Follow-up: What is the difference between Object.is() and ===, and when does it matter?Object.is() differs from === in exactly two cases: Object.is(NaN, NaN) returns true (whereas NaN === NaN is false), and Object.is(-0, 0) returns false (whereas -0 === 0 is true). This matters in specific scenarios: if you are implementing a memoization cache and a function is called with NaN as an argument, === would fail to detect a cache hit. React uses Object.is internally for its dependency comparison in useEffect and useMemo hooks — this is why passing NaN as a dependency does not cause infinite re-renders.
Strong Answer:
  • Multi-paradigm means JavaScript supports object-oriented programming (prototypal inheritance, classes), functional programming (first-class functions, closures, immutability patterns), and procedural/imperative programming (sequential statements, loops). You are not locked into one style the way you are with, say, Haskell (functional) or Java pre-8 (OOP).

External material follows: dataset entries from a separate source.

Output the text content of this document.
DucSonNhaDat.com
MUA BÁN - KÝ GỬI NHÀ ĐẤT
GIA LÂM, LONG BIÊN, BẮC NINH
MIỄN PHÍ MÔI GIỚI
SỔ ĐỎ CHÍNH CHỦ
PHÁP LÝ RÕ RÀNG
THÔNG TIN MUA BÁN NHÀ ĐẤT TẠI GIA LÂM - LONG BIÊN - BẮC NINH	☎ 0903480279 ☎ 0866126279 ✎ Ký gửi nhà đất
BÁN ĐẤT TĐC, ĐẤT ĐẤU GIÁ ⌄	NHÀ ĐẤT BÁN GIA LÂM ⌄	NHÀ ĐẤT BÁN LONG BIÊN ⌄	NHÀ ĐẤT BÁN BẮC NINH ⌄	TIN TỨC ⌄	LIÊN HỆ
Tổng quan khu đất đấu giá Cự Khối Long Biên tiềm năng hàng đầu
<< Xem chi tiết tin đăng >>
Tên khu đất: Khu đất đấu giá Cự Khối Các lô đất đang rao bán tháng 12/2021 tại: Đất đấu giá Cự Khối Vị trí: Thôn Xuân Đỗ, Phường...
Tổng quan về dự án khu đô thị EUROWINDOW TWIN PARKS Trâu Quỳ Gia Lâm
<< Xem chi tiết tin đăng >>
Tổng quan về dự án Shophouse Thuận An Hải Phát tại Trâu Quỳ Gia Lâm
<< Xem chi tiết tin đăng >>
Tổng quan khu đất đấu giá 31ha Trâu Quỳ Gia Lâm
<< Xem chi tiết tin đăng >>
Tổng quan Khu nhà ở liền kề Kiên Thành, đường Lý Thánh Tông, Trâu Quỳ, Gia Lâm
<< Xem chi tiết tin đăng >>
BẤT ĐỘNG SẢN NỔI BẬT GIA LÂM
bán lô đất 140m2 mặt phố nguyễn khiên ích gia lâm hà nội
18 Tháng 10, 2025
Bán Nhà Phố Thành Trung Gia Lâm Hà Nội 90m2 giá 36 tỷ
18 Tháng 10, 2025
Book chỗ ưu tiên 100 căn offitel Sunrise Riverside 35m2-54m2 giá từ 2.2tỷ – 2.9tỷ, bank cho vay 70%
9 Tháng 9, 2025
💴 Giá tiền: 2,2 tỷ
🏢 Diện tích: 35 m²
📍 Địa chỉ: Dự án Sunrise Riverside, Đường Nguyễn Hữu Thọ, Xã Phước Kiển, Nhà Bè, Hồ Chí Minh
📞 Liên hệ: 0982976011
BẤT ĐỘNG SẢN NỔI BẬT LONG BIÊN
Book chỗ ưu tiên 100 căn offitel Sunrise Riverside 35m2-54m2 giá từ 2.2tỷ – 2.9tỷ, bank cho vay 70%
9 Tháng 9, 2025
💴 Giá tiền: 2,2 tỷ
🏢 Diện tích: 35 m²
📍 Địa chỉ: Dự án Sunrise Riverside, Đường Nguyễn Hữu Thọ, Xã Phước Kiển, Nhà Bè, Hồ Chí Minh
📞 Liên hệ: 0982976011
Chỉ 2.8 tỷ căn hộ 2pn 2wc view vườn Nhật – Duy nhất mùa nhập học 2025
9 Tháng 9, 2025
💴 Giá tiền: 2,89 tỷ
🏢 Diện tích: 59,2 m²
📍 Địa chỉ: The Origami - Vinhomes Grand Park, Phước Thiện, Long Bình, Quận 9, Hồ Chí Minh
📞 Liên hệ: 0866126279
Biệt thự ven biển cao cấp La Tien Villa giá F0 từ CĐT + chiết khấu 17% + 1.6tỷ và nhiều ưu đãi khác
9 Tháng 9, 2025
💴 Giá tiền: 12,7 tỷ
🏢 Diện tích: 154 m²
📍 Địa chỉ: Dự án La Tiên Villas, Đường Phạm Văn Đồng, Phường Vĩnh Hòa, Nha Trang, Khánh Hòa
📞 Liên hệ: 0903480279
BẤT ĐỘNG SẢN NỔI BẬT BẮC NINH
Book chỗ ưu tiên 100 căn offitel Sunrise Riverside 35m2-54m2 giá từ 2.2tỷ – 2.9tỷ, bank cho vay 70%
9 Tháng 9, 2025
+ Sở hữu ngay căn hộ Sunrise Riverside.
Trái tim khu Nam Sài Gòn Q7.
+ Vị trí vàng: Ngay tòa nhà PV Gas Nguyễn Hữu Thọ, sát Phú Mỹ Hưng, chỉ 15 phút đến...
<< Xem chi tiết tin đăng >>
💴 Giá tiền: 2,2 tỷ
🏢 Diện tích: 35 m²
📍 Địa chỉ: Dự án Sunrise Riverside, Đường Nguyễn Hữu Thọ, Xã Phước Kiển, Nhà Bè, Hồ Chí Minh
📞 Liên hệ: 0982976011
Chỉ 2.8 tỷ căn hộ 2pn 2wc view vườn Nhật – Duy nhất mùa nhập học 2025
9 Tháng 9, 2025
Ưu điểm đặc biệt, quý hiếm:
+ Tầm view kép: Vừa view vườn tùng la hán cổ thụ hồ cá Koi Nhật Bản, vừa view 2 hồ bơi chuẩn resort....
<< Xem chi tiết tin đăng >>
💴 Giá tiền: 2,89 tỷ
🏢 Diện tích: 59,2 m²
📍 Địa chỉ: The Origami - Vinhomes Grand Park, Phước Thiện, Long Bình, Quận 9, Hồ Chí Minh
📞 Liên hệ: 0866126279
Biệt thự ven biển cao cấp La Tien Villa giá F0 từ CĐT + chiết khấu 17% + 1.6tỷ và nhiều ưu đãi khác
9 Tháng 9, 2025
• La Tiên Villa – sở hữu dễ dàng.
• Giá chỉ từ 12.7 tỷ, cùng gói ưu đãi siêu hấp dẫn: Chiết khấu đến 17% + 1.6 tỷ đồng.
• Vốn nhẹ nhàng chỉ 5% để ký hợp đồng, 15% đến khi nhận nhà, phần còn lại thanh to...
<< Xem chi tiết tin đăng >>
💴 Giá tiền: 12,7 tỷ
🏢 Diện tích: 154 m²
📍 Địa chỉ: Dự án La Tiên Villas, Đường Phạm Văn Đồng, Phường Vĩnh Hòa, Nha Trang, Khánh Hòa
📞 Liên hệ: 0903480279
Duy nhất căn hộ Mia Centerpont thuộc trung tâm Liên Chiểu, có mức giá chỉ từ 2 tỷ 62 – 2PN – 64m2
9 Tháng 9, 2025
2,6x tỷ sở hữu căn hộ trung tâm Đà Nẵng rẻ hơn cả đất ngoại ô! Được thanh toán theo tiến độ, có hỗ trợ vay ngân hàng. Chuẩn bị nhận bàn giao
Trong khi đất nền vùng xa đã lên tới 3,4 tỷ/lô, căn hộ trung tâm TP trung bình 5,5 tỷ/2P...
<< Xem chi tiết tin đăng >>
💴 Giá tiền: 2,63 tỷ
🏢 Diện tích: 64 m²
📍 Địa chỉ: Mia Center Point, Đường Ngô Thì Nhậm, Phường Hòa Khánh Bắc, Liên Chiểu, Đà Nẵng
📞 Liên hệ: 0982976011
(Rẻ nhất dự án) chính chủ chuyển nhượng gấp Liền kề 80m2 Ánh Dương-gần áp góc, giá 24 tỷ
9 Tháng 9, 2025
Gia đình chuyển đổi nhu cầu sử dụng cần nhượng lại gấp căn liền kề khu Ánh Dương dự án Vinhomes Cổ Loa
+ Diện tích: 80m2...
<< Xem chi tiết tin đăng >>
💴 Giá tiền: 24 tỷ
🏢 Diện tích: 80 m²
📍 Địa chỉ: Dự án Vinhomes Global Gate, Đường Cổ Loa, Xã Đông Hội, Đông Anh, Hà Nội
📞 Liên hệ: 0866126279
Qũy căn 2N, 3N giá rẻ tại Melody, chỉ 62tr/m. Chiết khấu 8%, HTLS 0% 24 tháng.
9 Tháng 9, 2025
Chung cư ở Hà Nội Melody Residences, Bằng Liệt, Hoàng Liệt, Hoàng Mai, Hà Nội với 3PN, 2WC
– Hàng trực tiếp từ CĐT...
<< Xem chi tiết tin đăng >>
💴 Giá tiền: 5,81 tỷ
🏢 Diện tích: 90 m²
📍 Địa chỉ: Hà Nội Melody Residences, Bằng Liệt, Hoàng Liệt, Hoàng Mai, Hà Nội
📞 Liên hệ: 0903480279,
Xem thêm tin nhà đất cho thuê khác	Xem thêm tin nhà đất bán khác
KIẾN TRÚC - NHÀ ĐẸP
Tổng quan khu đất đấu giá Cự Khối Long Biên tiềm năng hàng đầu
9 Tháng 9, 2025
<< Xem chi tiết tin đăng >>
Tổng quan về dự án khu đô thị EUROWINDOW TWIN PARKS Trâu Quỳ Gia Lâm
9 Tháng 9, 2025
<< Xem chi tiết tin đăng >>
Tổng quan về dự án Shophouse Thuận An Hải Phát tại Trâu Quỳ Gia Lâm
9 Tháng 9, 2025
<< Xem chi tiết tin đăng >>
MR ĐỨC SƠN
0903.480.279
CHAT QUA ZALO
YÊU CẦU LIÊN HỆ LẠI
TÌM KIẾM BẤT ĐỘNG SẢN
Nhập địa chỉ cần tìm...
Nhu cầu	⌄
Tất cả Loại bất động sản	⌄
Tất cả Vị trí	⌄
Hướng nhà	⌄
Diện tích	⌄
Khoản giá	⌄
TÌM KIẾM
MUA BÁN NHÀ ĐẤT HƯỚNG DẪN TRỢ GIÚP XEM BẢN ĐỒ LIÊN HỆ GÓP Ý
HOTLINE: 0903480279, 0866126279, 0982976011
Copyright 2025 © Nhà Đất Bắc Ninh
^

  • Concretely, this affects architecture because different parts of a codebase may benefit from different paradigms. Data transformation pipelines (parsing API responses, transforming state) are often cleanest as functional chains: data.filter(...).map(...).reduce(...). State management and encapsulation (a database connection pool, a cache with TTL) often benefit from OOP with classes. Glue code and scripts are often simplest as imperative procedures.
  • The risk is inconsistency. On a team of 8 engineers, if half write functional-style code and half write class-based OOP, the codebase becomes incoherent. The practical solution is to establish conventions: “We use functional style for data transforms, classes for services, and we never mix paradigms within a single module.” Linting rules and code review enforce this.
  • A real-world example: in a React + Node.js codebase, the frontend is typically functional (function components, hooks, pure render functions) while the backend services might be class-based (NestJS controllers, injectable services). Trying to force one paradigm everywhere leads to awkward code — a React component written as a class in 2026 feels archaic, and a complex stateful service written as nested closures feels unreadable.
Follow-up: When would you explicitly choose a functional approach over OOP in JavaScript, and what are the trade-offs?I would choose functional when the domain is about transformations: mapping API responses, building UI from state, data validation pipelines. The benefits are testability (pure functions with no side effects are trivial to unit test), composability (pipe/compose small functions into larger ones), and predictability (no hidden state mutations). The trade-offs are: deeply nested closures can be harder to debug (stack traces are less readable), performance can suffer if you create many intermediate arrays in hot paths, and some domains (stateful connections, resource lifecycle management) are genuinely more natural to express as objects with methods. The pragmatic answer is: use both, but within clear boundaries.